El Espíritu Santo nos enseña: nos recuerda, y –otro paso– nos hace hablar, con Dios y con los hombres. No hay cristianos mudos, mudos del alma; no, no hay sitio para eso. Nos hace hablar con Dios en la oración. La oración es un don que recibimos gratuitamente; es diálogo con Él en el Espíritu Santo, que reza en nosotros y nos permite dirigirnos a Dios llamándolo Padre, Papá, Abbà (cfr Rm 8,15; Gal 4,4); y esto no es solo un modo de decir, sino que es la realidad, somos realmente hijos de Dios. «En efecto, todos los que son guiados por el Espíritu Santo de Dios, esos son hijos de Dios» (Rm 8,14). Nos hace hablar en el acto de fe. Nadie puede decir: "Jesús es el Señor" –lo hemos escuchado hoy– sin el Espíritu Santo. Y el Espíritu nos hace hablar con los hombres en el diálogo fraterno. Nos ayuda a hablar con los demás reconociendo en ellos hermanos y hermanas; a hablar con amistad, con ternura, con mansedumbre, comprendiendo las angustias y esperanzas, las tristezas y alegrías de los demás. Pero hay más: el Espíritu Santo nos hace hablar también a los hombres en la profecía, es decir, haciéndonos "canales" humildes y dóciles de la Palabra de Dios. La profecía se hace con franqueza, para mostrar abiertamente las contradicciones y las injusticias, pero siempre con mansedumbre e intención constructiva. Penetrados por el Espíritu de amor, podemos ser signos e instrumentos de Dios que ama, que sirve, que da la vida.

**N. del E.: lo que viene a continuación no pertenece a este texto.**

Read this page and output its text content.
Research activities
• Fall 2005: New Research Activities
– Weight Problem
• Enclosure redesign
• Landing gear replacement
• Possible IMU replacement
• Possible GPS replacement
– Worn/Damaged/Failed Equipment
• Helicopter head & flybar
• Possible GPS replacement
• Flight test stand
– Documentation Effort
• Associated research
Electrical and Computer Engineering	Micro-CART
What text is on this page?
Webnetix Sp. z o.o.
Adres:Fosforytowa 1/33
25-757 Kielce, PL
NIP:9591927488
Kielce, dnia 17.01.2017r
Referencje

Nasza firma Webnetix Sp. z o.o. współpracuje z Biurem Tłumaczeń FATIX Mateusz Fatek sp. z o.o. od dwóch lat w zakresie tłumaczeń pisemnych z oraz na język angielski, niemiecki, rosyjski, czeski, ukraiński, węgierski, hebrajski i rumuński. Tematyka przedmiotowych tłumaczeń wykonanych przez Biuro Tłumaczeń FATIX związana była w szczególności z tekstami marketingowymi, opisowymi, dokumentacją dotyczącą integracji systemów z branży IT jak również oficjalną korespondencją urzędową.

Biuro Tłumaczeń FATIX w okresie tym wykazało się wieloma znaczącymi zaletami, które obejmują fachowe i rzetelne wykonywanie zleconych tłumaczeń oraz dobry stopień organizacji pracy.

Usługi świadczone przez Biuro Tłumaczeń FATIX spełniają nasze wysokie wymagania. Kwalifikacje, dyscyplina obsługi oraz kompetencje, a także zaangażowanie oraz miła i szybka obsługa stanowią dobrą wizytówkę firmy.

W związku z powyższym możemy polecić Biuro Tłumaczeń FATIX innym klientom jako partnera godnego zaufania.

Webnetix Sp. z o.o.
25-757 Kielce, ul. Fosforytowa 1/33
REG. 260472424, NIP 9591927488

Recapitulando: el Espíritu Santo nos enseña el camino; nos recuerda y nos explica las palabras de Jesús; nos hace rezar y llamar Padre a Dios, nos hace hablar a los hombres en el diálogo fraterno y nos hace hablar en la profecía.

El día de Pentecostés, cuando los discípulos «quedaron llenos del Espíritu Santo», fue el bautismo de la Iglesia, que nació "en salida" para anunciar a todos la Buena Nueva. La Madre Iglesia, que sale para servir. Recordemos a la otra Madre, nuestra Madre que partió aprisa, para servir. La Madre Iglesia y la Madre María: las dos vírgenes, las dos madres, las dos mujeres. Jesús había sido claro con los Apóstoles: no debían alejarse de Jerusalén antes de haber recibido de lo alto la fuerza del Espíritu Santo (cfr Hch 1,4.8). Sin Él no hay misión, no hay evangelización. Por eso, con toda la Iglesia, nuestra Madre Iglesia católica, invoquemos: ¡Ven, Espíritu Santo!